Jair Bolsonaro acusou Celso de Mello de criminoso, declarou que “acabou, porra!”, e avisou que está “com as armas da democracia na mão” — por “armas da democracia”, Bolsonaro refere-se a uma interpretação alucinada do artigo 142 da Constituição, que versa sobre o papel das Forças Armadas. Ou seja, ameaçou, uma vez mais, dar um golpe militar.
Por outro lado… o general Augusto Heleno, que recentemente ameaçou com “consequências imprevisíveis” por causa de uma possível apreensão do telefone celular do presidente, recuou. Disse que “intervenção militar não resolve nada”, que “ninguém está pensando nisso”, que “isso só tem na cabeça da imprensa”, que se “contaminou com isso” (por que será, hein general?). Já o vice, general Mourão, afirmou que uma ruptura democrática está “fora de cogitação” e que “não existe espaço no mundo para ações dessa natureza”.
Bolsonaro tenta forçar um impasse para ver se os generais se animam a virar a mesa para defendê-lo. Apesar de — incompreensivelmente para qualquer mortal — apoiarem o presidente, os militares parecem ter-se dado conta do erro colossal, histórico, que seria acompanhar o capitão nessa aventura.
Não existe linha de argumentação capaz de justificar uma intervenção militar. Pelo contrário, a ameaça à ordem, à democracia e à estabilidade vem do presidente. Se os militares intervierem, se desmoralizarão completamente, no Brasil e no exterior, jogarão na lata do lixo a imagem positiva que construíram nos últimos 35 anos.
Além disso, o presidente em cuja defesa se levantariam não merece o esforço. Bolsonaro não é apenas o pior presidente da história da República: é um irresponsável que está levando o país ao abismo. Há inúmeras evidências de que cometeu vários crimes, e está cercado de arruaceiros. Bolsonaro não é alguém a quem os militares deveriam querer se associar.
E é desnecessário: se Bolsonaro cair, o sucessor será alguém de absoluta confiança para as Forças Armadas: Mourão é um conservador conhecido, não guarda surpresa, diz coisa com coisa. Não faz sentido os militares se desgastarem para manter no poder um capital aloprado quando podem, sem desgaste algum, ter um general razoável.
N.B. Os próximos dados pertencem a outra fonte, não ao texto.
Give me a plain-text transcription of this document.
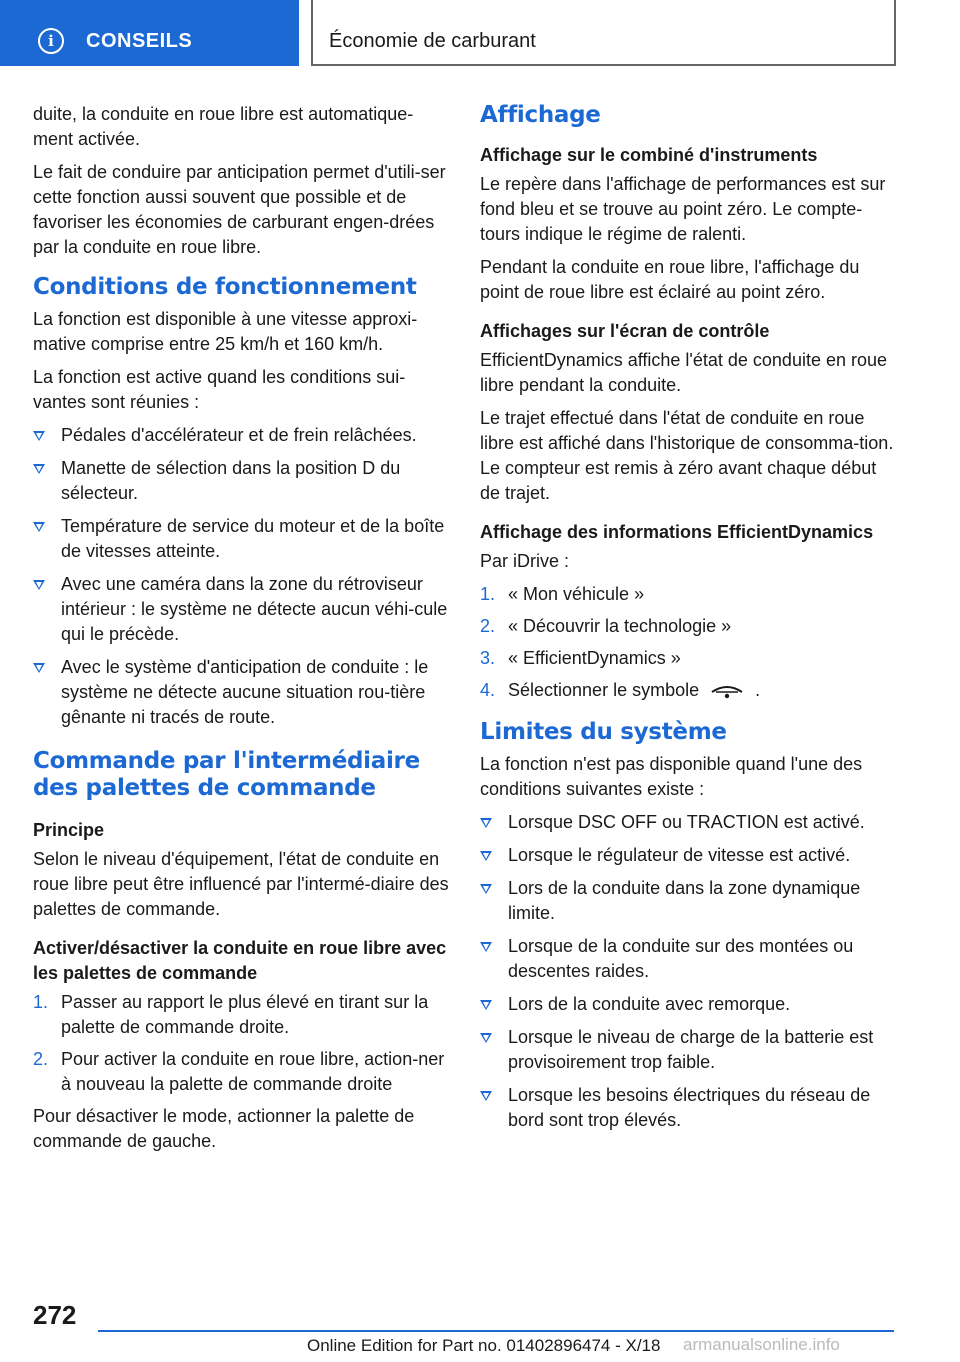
i	CONSEILS	Économie de carburant

duite, la conduite en roue libre est automatique-ment activée.

Le fait de conduire par anticipation permet d'utili-ser cette fonction aussi souvent que possible et de favoriser les économies de carburant engen-drées par la conduite en roue libre.

Conditions de fonctionnement

La fonction est disponible à une vitesse approxi-mative comprise entre 25 km/h et 160 km/h.

La fonction est active quand les conditions sui-vantes sont réunies :

Pédales d'accélérateur et de frein relâchées.
Manette de sélection dans la position D du sélecteur.
Température de service du moteur et de la boîte de vitesses atteinte.
Avec une caméra dans la zone du rétroviseur intérieur : le système ne détecte aucun véhi-cule qui le précède.
Avec le système d'anticipation de conduite : le système ne détecte aucune situation rou-tière gênante ni tracés de route.
Commande par l'intermédiaire des palettes de commande
Principe

Selon le niveau d'équipement, l'état de conduite en roue libre peut être influencé par l'intermé-diaire des palettes de commande.

Activer/désactiver la conduite en roue libre avec les palettes de commande
1. Passer au rapport le plus élevé en tirant sur la palette de commande droite.
2. Pour activer la conduite en roue libre, action-ner à nouveau la palette de commande droite

Pour désactiver le mode, actionner la palette de commande de gauche.

Affichage
Affichage sur le combiné d'instruments

Le repère dans l'affichage de performances est sur fond bleu et se trouve au point zéro. Le compte-tours indique le régime de ralenti.

Pendant la conduite en roue libre, l'affichage du point de roue libre est éclairé au point zéro.

Affichages sur l'écran de contrôle

EfficientDynamics affiche l'état de conduite en roue libre pendant la conduite.

Le trajet effectué dans l'état de conduite en roue libre est affiché dans l'historique de consomma-tion. Le compteur est remis à zéro avant chaque début de trajet.

Affichage des informations EfficientDynamics

Par iDrive :

1. « Mon véhicule »
2. « Découvrir la technologie »
3. « EfficientDynamics »
4. Sélectionner le symbole	.
Limites du système

La fonction n'est pas disponible quand l'une des conditions suivantes existe :

Lorsque DSC OFF ou TRACTION est activé.
Lorsque le régulateur de vitesse est activé.
Lors de la conduite dans la zone dynamique limite.
Lorsque de la conduite sur des montées ou descentes raides.
Lors de la conduite avec remorque.
Lorsque le niveau de charge de la batterie est provisoirement trop faible.
Lorsque les besoins électriques du réseau de bord sont trop élevés.
272
Online Edition for Part no. 01402896474 - X/18 armanualsonline.info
Sem falar que um golpe é empreitada altamente arriscada: a chance de não dar errado é enorme. O Alto Comando do Exército está dividido, e vários generais, incluindo o próprio comandante do Exército, Edson Pujol, vêm dando sinais de que não aprovam a gestão Bolsonaro. Há o perigo que assombra todo militar: cisão na corporação e quebra de hierarquia.
E, mesmo que os militares consigam se manter “unidos e coesos”, há as dificuldades logísticas. “Fechar o Congresso”, num mundo conectado pelas redes sociais, ainda mais durante a quarentena, é impossível: centenas de parlamentares resistiriam, de suas casas ou de seus celulares. Mesmo com o STF, que são apenas 11, seria difícil: bastaria que apenas um escapasse da prisão para termos um Supremo Tribunal Federal aberto funcionando. E, com os jornalistas trabalhando de casa, seria totalmente impossível impor censura. Um golpe que não consegue calar parlamentares, juízes ou jornalistas, não é um é um golpe, é um escárnio.
Por mais que os militares gostem de Jair Bolsonaro, ele não vale o risco. Melhor deixá-lo cair sozinho.